Southaven residents and advocate groups appeal state’s decision to grant xAI permit
By Alex Rozier | Originally published by Mississippi Today
A cohort of residents from Southaven, as well as two nonprofit advocacy groups, are petitioning the Mississippi Department of Environmental Quality to hold a hearing with hopes of reversing the state’s approval of an air permit for data center company xAI.
The Southern Environmental Law Center sent MDEQ the appeal Thursday on behalf of the Safe and Sound Coalition — a group of Southaven residents pushing back against xAI’s expansion in the city — the NAACP and Young, Gifted & Green.
The letter to the state comes about a month after the Mississippi permit board approved an air permit for 41 new, permanent gas turbines at an xAI facility in Southaven. The turbines would be part of a network of generators powering xAI’s data center operation in the area, which includes two centers in Memphis as well as a recently announced facility set to open in Southaven.
After frustrating experiences with noise and unchecked emissions from xAI’s temporary turbines in the community, dozens of Southaven residents have spoken out against the company’s operation, both at a February town hall and at the March permit board hearing.
“(The permit board’s) rushed approval of this flawed air permit raises serious concerns about transparency, regulatory accountability, and whether the public is truly being heard in decisions that directly affect our health and environment,” said Shannon Samsa with the Safe and Sound Coalition. “Those with the authority to protect us had every opportunity to slow this process down, fully evaluate the risks, and ensure meaningful public involvement. Instead, they chose to push it forward.”
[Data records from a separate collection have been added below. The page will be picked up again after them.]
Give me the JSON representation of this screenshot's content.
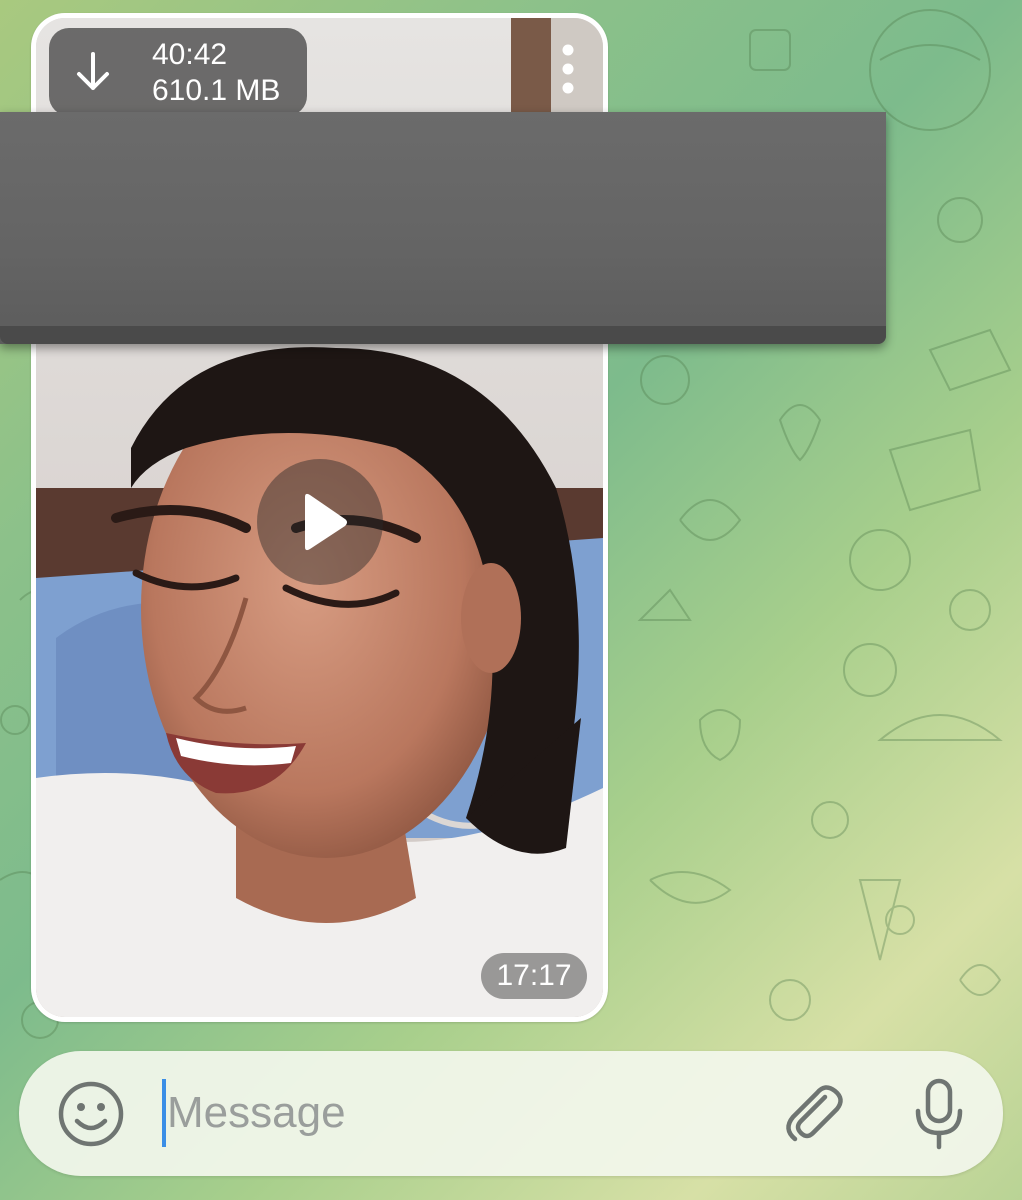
{
  "video_message": {
    "duration": "40:42",
    "file_size": "610.1 MB",
    "time_sent": "17:17",
    "download_icon": "arrow-down-icon",
    "menu_icon": "more-vertical-icon",
    "play_icon": "play-icon"
  },
  "composer": {
    "placeholder": "Message",
    "value": "",
    "emoji_icon": "smiley-icon",
    "attach_icon": "paperclip-icon",
    "mic_icon": "microphone-icon"
  },
  "colors": {
    "cursor": "#3a8ee6",
    "badge_bg": "#3c3c3c",
    "redaction": "#646464",
    "input_bg": "#f2f6ec"
  }
}
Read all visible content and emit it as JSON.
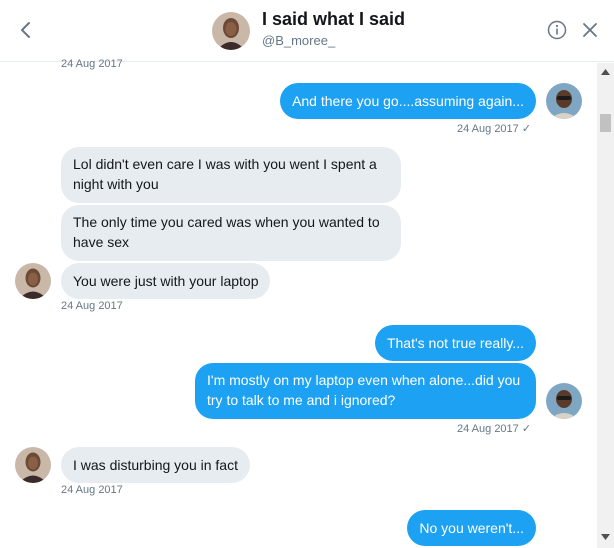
{
  "header": {
    "title": "I said what I said",
    "handle": "@B_moree_",
    "back_icon": "chevron-left-icon",
    "info_icon": "info-icon",
    "close_icon": "close-icon"
  },
  "messages": {
    "top_stamp": "24 Aug 2017",
    "m1": "And there you go....assuming again...",
    "m1_stamp": "24 Aug 2017",
    "m2": "Lol didn't even care I was with you went I spent a night with you",
    "m2_line1": "Lol didn't even care I was with you went I spent a",
    "m2_line2": "night with you",
    "m3_line1": "The only time you cared was when you wanted to",
    "m3_line2": "have sex",
    "m4": "You were just with your laptop",
    "m4_stamp": "24 Aug 2017",
    "m5": "That's not true really...",
    "m6_line1": "I'm mostly on my laptop even when alone...did you",
    "m6_line2": "try to talk to me and i ignored?",
    "m6_stamp": "24 Aug 2017",
    "m7": "I was disturbing you in fact",
    "m7_stamp": "24 Aug 2017",
    "m8": "No you weren't..."
  },
  "colors": {
    "outgoing": "#1da1f2",
    "incoming": "#e6ecf0",
    "muted": "#657786"
  }
}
MDEQ, which presented the permit to the board for consideration, said its air modeling suggests the new turbines would keep the area in compliance with national air quality standards. The Southern Environmental Law Center, though, argues the generators would release “staggering amounts of air pollution and harmful chemicals like formaldehyde” in “an area failing to meet EPA’s ambient air quality standards.”
The Thursday letter to MDEQ seeks an evidentiary hearing to discuss “deficiencies” with the permit granted to xAI, a company owned by billionaire Elon Musk that uses its Memphis data centers to power the AI chatbot Grok.
“This permit is unable to clear the most basic hurdle by failing to show that pollution from xAI’s 41 turbines won’t hurt air quality,” law center attorney Patrick Anderson said. “This appeal aims to fix these glaring errors while holding the agency accountable.”